Sobre calendário típico, eu não vou fixar meses, porque isso pode variar. O que dá para dizer com utilidade é: processos seletivos militares costumam ter cronogramas longos, com várias etapas, então você deve se planejar com antecedência para:
- Documentação: identidade, escolaridade, certidões, fotos, e o que o edital pedir.
- Aptidões: preparo físico e cuidados com saúde, se o edital trouxer inspeções.
- Deslocamentos: etapas presenciais podem exigir viagem.
Perguntas frequentes (FAQ)
Quem organiza o concurso do AFA?
Pelas provas do seu acervo (2007 e 2008), a organizadora foi a própria Aeronáutica. Em seleções militares, é comum que a instituição conduza o processo com regras internas e cronograma próprio.
Onde encontrar provas anteriores do AFA?
No seu acervo, há provas cadastradas de 2007 e 2008 para o cargo de Oficial. O uso recomendado é resolver como simulado e depois reaproveitar as questões como lista de tópicos por assunto.
Quais cargos existem no concurso do AFA?
No acervo informado, aparece o cargo de Oficial. Em termos de carreira, isso se relaciona ao ingresso para formação e posterior atuação como oficial de carreira, com diferentes áreas de desempenho conforme o quadro/curso previsto no edital.
Qual é o salário inicial no concurso do AFA?
Não é adequado fixar um valor aqui sem o edital específico, porque a remuneração em carreira militar depende da condição (por exemplo, aluno em formação e postos após a conclusão) e de regras vigentes no ano. O caminho correto é conferir no edital e na legislação aplicável ao soldo e adicionais.
A prova da AFA é muito diferente de outras bancas?
Quando a própria Aeronáutica organiza, a tendência é haver padronização e foco em conteúdo base e critérios eliminatórios rígidos.

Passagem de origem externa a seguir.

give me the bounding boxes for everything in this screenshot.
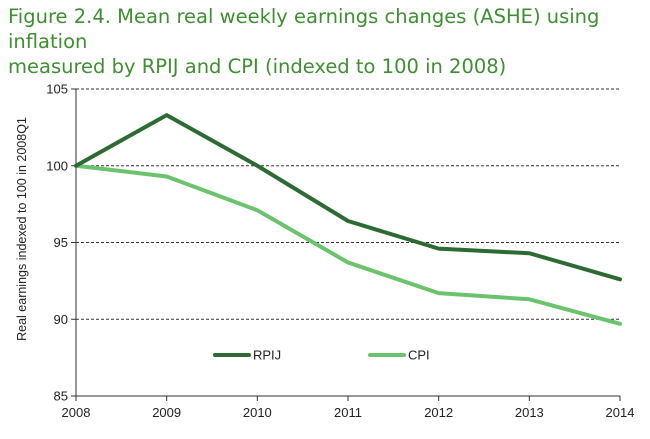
legend: RPIJ CPI (213, 348, 430, 363)
y-tick-labels: 85 90 95 100 105 (46, 82, 68, 404)
figure-title: Figure 2.4. Mean real weekly earnings ch… (8, 4, 648, 79)
legend-label-rpij: RPIJ (253, 348, 281, 363)
y-tick-label-85: 85 (54, 389, 68, 404)
y-axis-label: Real earnings indexed to 100 in 2008Q1 (15, 117, 29, 341)
series-lines (74, 113, 622, 326)
series-line-rpij (74, 113, 622, 282)
grid-lines (76, 88, 620, 320)
y-tick-label-95: 95 (54, 235, 68, 250)
figure-title-line-2: measured by RPIJ and CPI (indexed to 100… (8, 55, 507, 78)
x-tick-label-2009: 2009 (152, 405, 181, 420)
x-tick-label-2014: 2014 (606, 405, 635, 420)
y-tick-label-105: 105 (46, 82, 68, 97)
x-tick-label-2010: 2010 (243, 405, 272, 420)
series-line-cpi (74, 163, 622, 326)
y-tick-label-90: 90 (54, 312, 68, 327)
x-tick-labels: 2008 2009 2010 2011 2012 2013 2014 (62, 405, 635, 420)
x-tick-label-2011: 2011 (334, 405, 362, 420)
x-tick-label-2013: 2013 (515, 405, 544, 420)
x-tick-label-2012: 2012 (424, 405, 453, 420)
legend-label-cpi: CPI (408, 348, 430, 363)
x-tick-label-2008: 2008 (62, 405, 91, 420)
y-tick-label-100: 100 (46, 158, 68, 173)
axes (71, 88, 621, 401)
figure-title-line-1: Figure 2.4. Mean real weekly earnings ch… (8, 5, 600, 53)
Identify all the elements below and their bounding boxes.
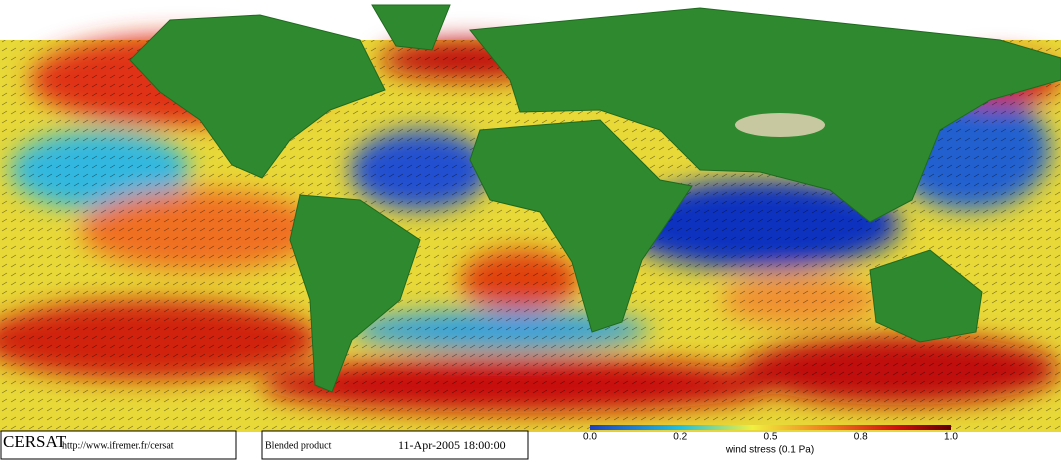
colorbar-tick-label: 1.0 <box>944 432 958 443</box>
product-box <box>261 430 529 460</box>
timestamp: 11-Apr-2005 18:00:00 <box>398 438 506 452</box>
land <box>129 4 1061 393</box>
logo-box <box>0 430 237 460</box>
colorbar-tick-label: 0.0 <box>583 432 597 443</box>
colorbar-label: wind stress (0.1 Pa) <box>725 445 814 456</box>
colorbar <box>590 425 951 430</box>
colorbar-tick-label: 0.8 <box>854 432 868 443</box>
logo: CERSAT <box>3 432 67 451</box>
colorbar-ticks: 0.0 0.2 0.5 0.8 1.0 <box>583 432 958 443</box>
product: Blended product <box>265 440 332 451</box>
colorbar-tick-label: 0.5 <box>764 432 778 443</box>
url: http://www.ifremer.fr/cersat <box>62 440 174 451</box>
colorbar-tick-label: 0.2 <box>673 432 687 443</box>
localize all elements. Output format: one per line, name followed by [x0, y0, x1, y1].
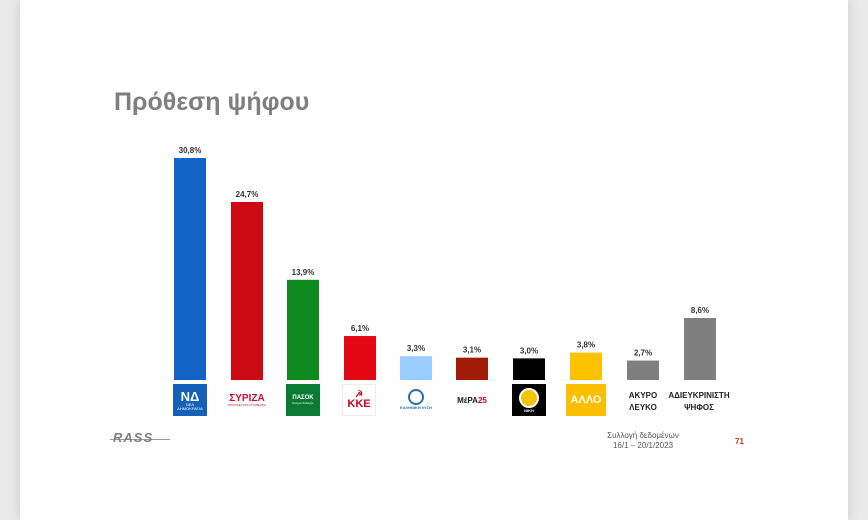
bar-value-label-2: 24,7% — [236, 190, 259, 199]
bar-5 — [400, 356, 432, 380]
bar-10 — [684, 318, 716, 380]
syriza-logo-subtext: ΠΡΟΟΔΕΥΤΙΚΗ ΣΥΜΜΑΧΙΑ — [227, 402, 267, 407]
adieukriniti-label-line1: ΑΔΙΕΥΚΡΙΝΙΣΤΗ — [668, 391, 730, 400]
bar-4 — [344, 336, 376, 380]
niki-logo: ΝΙΚΗ — [512, 384, 546, 416]
elliniki-lysi-logo: ΕΛΛΗΝΙΚΗ ΛΥΣΗ — [399, 384, 433, 416]
data-collection-label: Συλλογή δεδομένων — [607, 431, 679, 440]
syriza-logo-text: ΣΥΡΙΖΑ — [229, 392, 265, 404]
bar-3 — [287, 279, 319, 380]
bar-7 — [513, 358, 545, 380]
hammer-sickle-icon: ☭ — [354, 389, 364, 399]
akyro-label-line2: ΛΕΥΚΟ — [629, 402, 657, 412]
kke-logo-text: ΚΚΕ — [347, 398, 371, 410]
mera25-logo: ΜέΡΑ 25 — [452, 384, 492, 416]
nd-logo-text: ΝΔ — [180, 388, 200, 404]
compass-icon — [408, 389, 424, 406]
mera25-logo-number: 25 — [477, 395, 487, 405]
bar-2 — [231, 201, 263, 380]
bar-value-label-1: 30,8% — [179, 146, 202, 155]
bar-value-label-10: 8,6% — [691, 306, 709, 315]
rass-logo: RASS — [113, 430, 154, 445]
allo-logo-text: ΑΛΛΟ — [570, 394, 602, 406]
bar-value-label-3: 13,9% — [292, 268, 315, 277]
pasok-logo-subtext: Κίνημα Αλλαγής — [292, 400, 314, 405]
slide — [20, 0, 848, 520]
chart-title: Πρόθεση ψήφου — [114, 88, 310, 116]
bar-8 — [570, 352, 602, 380]
bar-value-label-7: 3,0% — [520, 346, 538, 355]
syriza-logo: ΣΥΡΙΖΑ ΠΡΟΟΔΕΥΤΙΚΗ ΣΥΜΜΑΧΙΑ — [224, 384, 270, 416]
pasok-logo: ΠΑΣΟΚ Κίνημα Αλλαγής — [286, 384, 320, 416]
bar-value-label-9: 2,7% — [634, 349, 652, 358]
data-collection-dates: 16/1 – 20/1/2023 — [612, 441, 674, 451]
bar-9 — [627, 360, 659, 380]
bar-value-label-4: 6,1% — [351, 324, 369, 333]
kke-logo: ☭ ΚΚΕ — [342, 384, 376, 416]
mera25-logo-text: ΜέΡΑ — [457, 395, 478, 405]
akyro-label-line1: ΑΚΥΡΟ — [628, 391, 658, 400]
data-collection-note: Συλλογή δεδομένων 16/1 – 20/1/2023 — [588, 431, 698, 452]
adieukriniti-label-line2: ΨΗΦΟΣ — [684, 402, 714, 412]
bar-1 — [174, 158, 206, 380]
elliniki-lysi-logo-text: ΕΛΛΗΝΙΚΗ ΛΥΣΗ — [400, 405, 432, 411]
adieukriniti-label: ΑΔΙΕΥΚΡΙΝΙΣΤΗ ΨΗΦΟΣ — [659, 390, 739, 413]
bar-value-label-6: 3,1% — [463, 346, 481, 355]
allo-logo: ΑΛΛΟ — [566, 384, 606, 416]
akyro-leyko-label: ΑΚΥΡΟ ΛΕΥΚΟ — [603, 390, 683, 413]
nd-logo: ΝΔ ΝΕΑ ΔΗΜΟΚΡΑΤΙΑ — [173, 384, 207, 416]
bar-value-label-8: 3,8% — [577, 341, 595, 350]
pasok-logo-text: ΠΑΣΟΚ — [292, 395, 314, 402]
nd-logo-subtext: ΝΕΑ ΔΗΜΟΚΡΑΤΙΑ — [177, 401, 203, 411]
page-number: 71 — [735, 437, 744, 446]
brand-underline — [110, 439, 170, 440]
niki-emblem-icon — [519, 387, 539, 408]
niki-logo-text: ΝΙΚΗ — [524, 407, 534, 413]
bar-value-label-5: 3,3% — [407, 344, 425, 353]
bar-6 — [456, 357, 488, 380]
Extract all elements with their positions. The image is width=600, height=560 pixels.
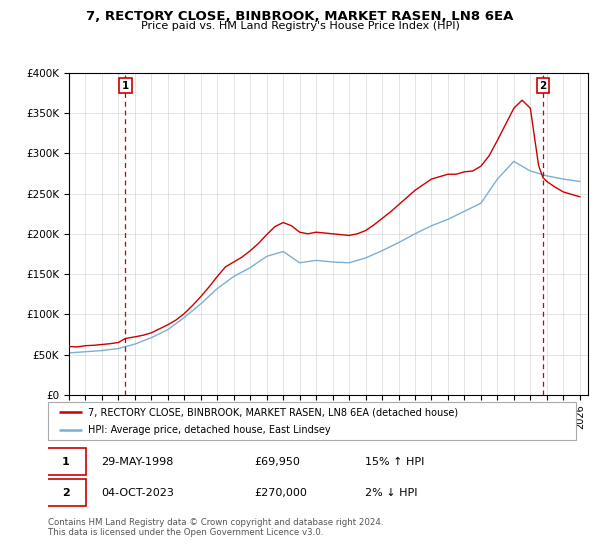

A melhor forma de entender o nível e o estilo é comparar as provas de 2007 e 2008, anotando recorrências e tipos de questão.
O concurso do AFA tem só prova objetiva?
Em processos seletivos para formação militar, é comum existir mais de uma etapa além da prova escrita (como avaliações complementares), mas o conjunto exato de fases depende do edital do ano. Por isso, além de estudar, leia o edital com atenção e monte um checklist de etapas e documentos.
Quantas vagas o AFA costuma oferecer?
O número de vagas varia por edição e por necessidades de pessoal, e eu não vou estimar sem dados do edital. O mais útil é usar as provas anteriores para estudo e consultar o edital vigente para vagas, distribuição por curso e critérios.
Vale a pena estudar por provas antigas mesmo sendo de 2007 e 2008?
Sim, para entender padrão de cobrança, estilo de enunciado e tópicos recorrentes. Mesmo quando o edital atual muda, o seu estudo fica mais eficiente porque você aprende a reconhecer o jeito de perguntar da organização.